F1| Binotto fa mea culpa: “Commessi due errori”

La speranza per il popolo rosso è che l’imprevedibile roulette di Montecarlo regali un colpo di scena in una trama che sembra essere già scontata. Di certo quanto combinato della Ferrari nelle qualifiche monegasche non può che aver solleticato il palato della Mercedes pronta a festeggiare la sesta doppietta consecutiva.

Sedicesima con Charles Leclerc dopo un clamoroso errore di coordinamento, non propriamente una novità per il box di Maranello, e mediocre quarta con un Sebastian Vettel, autore di un incidente al mattino, la Rossa dovrà davvero tirare fuori gli artigli questa domenica se vorrà far dimenticare i pasticci del sabato.

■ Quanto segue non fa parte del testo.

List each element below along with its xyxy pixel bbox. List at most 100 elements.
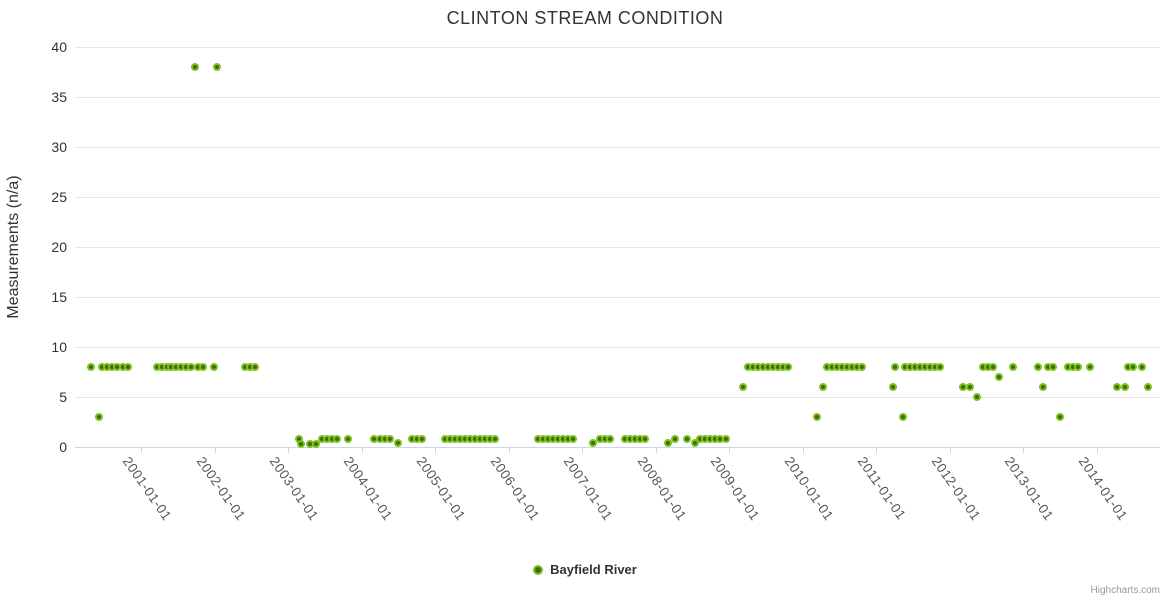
data-point[interactable] [683,435,692,443]
y-tick-label: 0 [59,439,67,455]
data-point[interactable] [691,439,700,447]
y-tick-label: 10 [51,339,67,355]
data-point[interactable] [198,363,207,371]
x-tick-mark [1023,447,1025,453]
data-point[interactable] [664,439,673,447]
x-tick-label: 2012-01-01 [928,454,984,524]
data-point[interactable] [784,363,793,371]
x-tick-mark [802,447,804,453]
x-tick-label: 2003-01-01 [266,454,322,524]
x-tick-mark [361,447,363,453]
data-point[interactable] [1034,363,1043,371]
y-gridline [75,97,1160,98]
data-point[interactable] [186,363,195,371]
data-point[interactable] [858,363,867,371]
data-point[interactable] [296,440,305,448]
data-point[interactable] [1074,363,1083,371]
x-tick-label: 2014-01-01 [1075,454,1131,524]
y-tick-label: 30 [51,139,67,155]
y-gridline [75,47,1160,48]
data-point[interactable] [891,363,900,371]
data-point[interactable] [899,413,908,421]
data-point[interactable] [1055,413,1064,421]
x-tick-mark [435,447,437,453]
data-point[interactable] [721,435,730,443]
legend: Bayfield River [0,562,1170,577]
data-point[interactable] [417,435,426,443]
x-tick-label: 2010-01-01 [781,454,837,524]
x-tick-label: 2009-01-01 [708,454,763,524]
x-tick-mark [582,447,584,453]
y-tick-label: 5 [59,389,67,405]
data-point[interactable] [86,363,95,371]
data-point[interactable] [813,413,822,421]
x-tick-mark [876,447,878,453]
data-point[interactable] [1143,383,1152,391]
y-tick-label: 15 [51,289,67,305]
data-point[interactable] [190,63,199,71]
legend-item-bayfield-river[interactable]: Bayfield River [533,562,637,577]
data-point[interactable] [1008,363,1017,371]
x-tick-label: 2008-01-01 [634,454,690,524]
data-point[interactable] [589,439,598,447]
y-tick-label: 35 [51,89,67,105]
data-point[interactable] [213,63,222,71]
data-point[interactable] [1121,383,1130,391]
x-tick-label: 2005-01-01 [413,454,469,524]
data-point[interactable] [250,363,259,371]
data-point[interactable] [343,435,352,443]
x-axis-line [75,447,1160,448]
data-point[interactable] [94,413,103,421]
y-gridline [75,147,1160,148]
data-point[interactable] [739,383,748,391]
data-point[interactable] [1049,363,1058,371]
x-tick-label: 2001-01-01 [119,454,175,524]
series-marker-icon [533,564,544,575]
data-point[interactable] [641,435,650,443]
data-point[interactable] [994,373,1003,381]
data-point[interactable] [1086,363,1095,371]
y-axis-title: Measurements (n/a) [5,175,22,319]
legend-item-label: Bayfield River [550,562,637,577]
data-point[interactable] [1138,363,1147,371]
highcharts-credits-link[interactable]: Highcharts.com [1090,585,1160,596]
data-point[interactable] [491,435,500,443]
y-gridline [75,197,1160,198]
data-point[interactable] [973,393,982,401]
x-tick-mark [214,447,216,453]
y-tick-label: 40 [51,39,67,55]
data-point[interactable] [333,435,342,443]
x-tick-label: 2007-01-01 [560,454,616,524]
x-tick-mark [141,447,143,453]
data-point[interactable] [966,383,975,391]
y-gridline [75,297,1160,298]
x-tick-mark [1096,447,1098,453]
x-tick-mark [729,447,731,453]
data-point[interactable] [1113,383,1122,391]
x-tick-label: 2002-01-01 [193,454,249,524]
data-point[interactable] [819,383,828,391]
data-point[interactable] [568,435,577,443]
y-gridline [75,397,1160,398]
x-tick-label: 2006-01-01 [487,454,543,524]
x-tick-mark [949,447,951,453]
data-point[interactable] [936,363,945,371]
data-point[interactable] [385,435,394,443]
data-point[interactable] [888,383,897,391]
data-point[interactable] [671,435,680,443]
data-point[interactable] [209,363,218,371]
data-point[interactable] [989,363,998,371]
data-point[interactable] [123,363,132,371]
data-point[interactable] [1129,363,1138,371]
data-point[interactable] [394,439,403,447]
x-tick-mark [508,447,510,453]
data-point[interactable] [959,383,968,391]
y-tick-label: 25 [51,189,67,205]
data-point[interactable] [1039,383,1048,391]
x-tick-label: 2011-01-01 [854,454,910,523]
x-tick-mark [288,447,290,453]
x-tick-mark [655,447,657,453]
data-point[interactable] [605,435,614,443]
data-point[interactable] [311,440,320,448]
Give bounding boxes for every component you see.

-> Per restare aggiornato sulle ultime notizie di F1, MotoGP e Superbike CLICCA QUI

Abbiamo commesso uno sbaglio che si è confermato cruciale“, ha dovuto ammettere il boss Mattia Binotto alla fine. “È stata una valutazione errata di ciò che chiamiamo il ‘cut off time’, ovvero il tempo limite che rappresenta la soglia entro la quale crediamo di aver raggiunto l’obiettivo di passare nella sessione di qualifica successiva“.

Questo viene calcolato sul momento in base a ciò che accade in pista, valutando settore per settore tutti i piloti, e al crono ricavato viene aggiunto un margine“, ha spiegato l’ingegnere. “Quest’ultima variabile include gli imprevisti che possono accadere durante una sessione, ma in questa occasione purtroppo non è stata sufficiente per via degli miglioramento del fondo e delle performance dei diversi driver”.

A chi domandava perché si è scelto di non mandare più fuori Lecerc nel corso del Q1e  fargli così perdere la chance di passare alla fase successiva, il team principal ha proseguite: “Tornare in azione avrebbe comportato perdere un set di gomme soft in Q2 o Q3. E’ evidente però che abbiamo pagato un prezzo alto per questa scelta“.

Avremmo dovuto annullare la decisione di tenerlo ai box e non l’abbiamo fatto“, ha ribadito dando ragione al suo pilota che via radio sollecitava in rientro in pista. “Quando hai strumenti e simulazioni dovresti fidarti di quello che stai facendo. E’ stato un errore di valutazione“.